C’è una canzone che dovreste tenere in sottofondo mentre leggete. Sebbene gli autori e persino Wikipedia abbiano in tempi diversi sostenuto il contrario, è diffusa l’opinione che “The Sound of Silence” del duo statunitense Simon and Garfunkel sia stata composta riflettendo una sorta di trauma collettivo americano nei mesi – diremmo anni – successivi all’assassinio di J.F.K. Sono certo che la conoscete bene: voglio dire, è nota persino a me, che son cresciuto a cantautori italiani, guadagnandoci in eloquio e influssi letterari.
E mentre vanno nell’aria le prime note di “The sounds of silence”, guardo la copertina di “Dallas 22 novembre 1963” e mi sorprendo a pensare alle mille immagini che hanno accompagnato nel nostro immaginario l’assassinio di JFK. Da quelle più truci – l’impatto del proiettile, Oswald freddato all’interno di un cordone di polizia – a quelle più commuoventi: l’urlo di Jackie, i piccoli Kennedy che salutano militarmente la bara del padre.
“Hello darkness my old friend,/I’ve come to talk with you again/Because a vision softly creeping/left it’s seeds while I was sleeping”
Einaudi ha scelto di mettere in copertina un ritratto di Jackie molto stretto: quello che fotografi ed appassionati definiscono pomposamente “primissimo piano”, componendo un fotogramma che sia del tutto riempito dal soggetto ritratto. Una scelta particolarmente felice, alla luce di queste 180 pagine in cui una sorta di lente di ingrandimento si posa a pochi millimetri da protagonisti, spettatori, semplici testimoni. Il racconto di quel giorno diventa vero protagonista, dalla casualità che trascina Zapruder in strada con una cinepresa amatoriale – destinata a impressionare i due minuti più discussi e riprodotti della storia moderna – al poliziotto motociclista nel corteo, che lascia inavvertitamente il microfono acceso e registra, probabilmente, una successione di colpi di arma da fuoco provenienti da diverse direzioni.

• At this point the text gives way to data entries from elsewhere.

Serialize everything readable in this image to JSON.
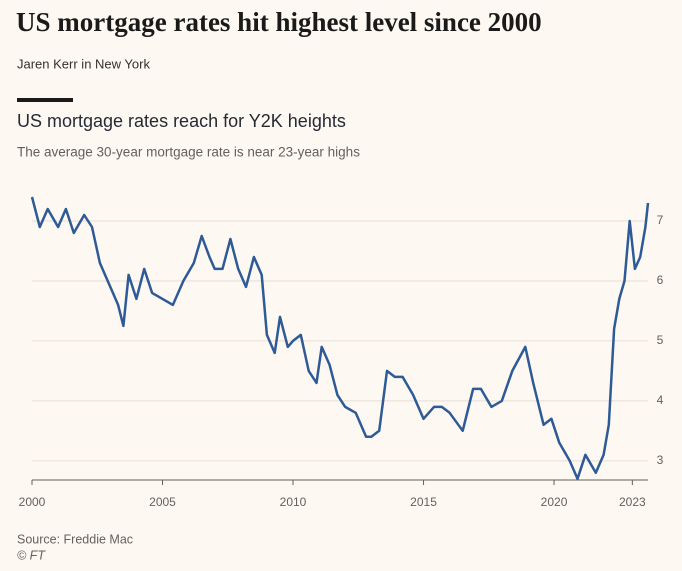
{
  "article": {
    "headline": "US mortgage rates hit highest level since 2000",
    "byline": "Jaren Kerr in New York"
  },
  "chart_data": {
    "type": "line",
    "title": "US mortgage rates reach for Y2K heights",
    "subtitle": "The average 30-year mortgage rate is near 23-year highs",
    "source": "Source: Freddie Mac",
    "credit": "© FT",
    "x": [
      2000.0,
      2000.3,
      2000.6,
      2001.0,
      2001.3,
      2001.6,
      2002.0,
      2002.3,
      2002.6,
      2003.0,
      2003.3,
      2003.5,
      2003.7,
      2004.0,
      2004.3,
      2004.6,
      2005.0,
      2005.4,
      2005.8,
      2006.2,
      2006.5,
      2006.8,
      2007.0,
      2007.3,
      2007.6,
      2007.9,
      2008.2,
      2008.5,
      2008.8,
      2009.0,
      2009.3,
      2009.5,
      2009.8,
      2010.0,
      2010.3,
      2010.6,
      2010.9,
      2011.1,
      2011.4,
      2011.7,
      2012.0,
      2012.4,
      2012.8,
      2013.0,
      2013.3,
      2013.6,
      2013.9,
      2014.2,
      2014.6,
      2015.0,
      2015.4,
      2015.7,
      2016.0,
      2016.5,
      2016.9,
      2017.2,
      2017.6,
      2018.0,
      2018.4,
      2018.9,
      2019.2,
      2019.6,
      2019.9,
      2020.2,
      2020.6,
      2020.9,
      2021.2,
      2021.6,
      2021.9,
      2022.1,
      2022.3,
      2022.5,
      2022.7,
      2022.9,
      2023.1,
      2023.3,
      2023.5,
      2023.6
    ],
    "series": [
      {
        "name": "30-year mortgage rate",
        "color": "#2e5a96",
        "values": [
          7.4,
          6.9,
          7.2,
          6.9,
          7.2,
          6.8,
          7.1,
          6.9,
          6.3,
          5.9,
          5.6,
          5.25,
          6.1,
          5.7,
          6.2,
          5.8,
          5.7,
          5.6,
          6.0,
          6.3,
          6.75,
          6.4,
          6.2,
          6.2,
          6.7,
          6.2,
          5.9,
          6.4,
          6.1,
          5.1,
          4.8,
          5.4,
          4.9,
          5.0,
          5.1,
          4.5,
          4.3,
          4.9,
          4.6,
          4.1,
          3.9,
          3.8,
          3.4,
          3.4,
          3.5,
          4.5,
          4.4,
          4.4,
          4.1,
          3.7,
          3.9,
          3.9,
          3.8,
          3.5,
          4.2,
          4.2,
          3.9,
          4.0,
          4.5,
          4.9,
          4.3,
          3.6,
          3.7,
          3.3,
          3.0,
          2.7,
          3.1,
          2.8,
          3.1,
          3.6,
          5.2,
          5.7,
          6.0,
          7.0,
          6.2,
          6.4,
          6.9,
          7.3
        ]
      }
    ],
    "xlim": [
      2000,
      2023.6
    ],
    "ylim": [
      2.68,
      7.5
    ],
    "xticks": [
      2000,
      2005,
      2010,
      2015,
      2020,
      2023
    ],
    "yticks": [
      3,
      4,
      5,
      6,
      7
    ],
    "grid": true
  }
}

“And the vision that was planted in my brain/still remains, within the sounds of silence”
Adam Braver non si preoccupa minimamente di intessere teorie o di lanciare strali complottisti. Si cala, con semplicità ed umanità, nei pensieri e nei ricordi di chi c’era, romanzoli appena. Braver è con Jackie che non ha intenzione di abbandonare il feretro del marito sull’Air Force One, e che finalmente accetta di farsi ritrarre al fianco del neo-presidente Johnson, e ci va con un abito rosa macchiato di sangue e di cervella. Ed è con i medici che eseguono l’autopsia, rimbalzando senza sforzo apparente da una lirica basata sull’emotività al freddo linguaggio scientifico di un coroner.
And in the naked light I saw/ten thousand people maybe more/people talking without speaking/people hearing without listening
L’ho trovato un buon libro, con pagine che volano via come la Continental lanciata a tutta verso l’ospedale ed altre su cui soffermarsi, scandagliando senza voyeurismo i pensieri di piccoli o grandi uomini che erano lì. E se in Italia dovessimo deciderci a pubblicare gli altri tre testi a sfondo storico di Braver, che ho potuto assaggiare in lingua originale spiluccando qua e là sulla rete, beh, io me li porterò a casa.
“people writing songs that voices never share/noone dare, disturb the sound of silence”
SCHEDA LIBRO
Autore: Adam Braver
Titolo: Dallas, 22 novembre 1963
Editore: Einaudi
Pagine: 177
ISBN: 978-8806193386
Quarta di copertina
I ricordi e le emozioni di quanti furono effettivamente testimoni di uno dei giorni più tragici della storia americana si giustappongono come in un puzzle che mai potrà essere completamente ricomposto.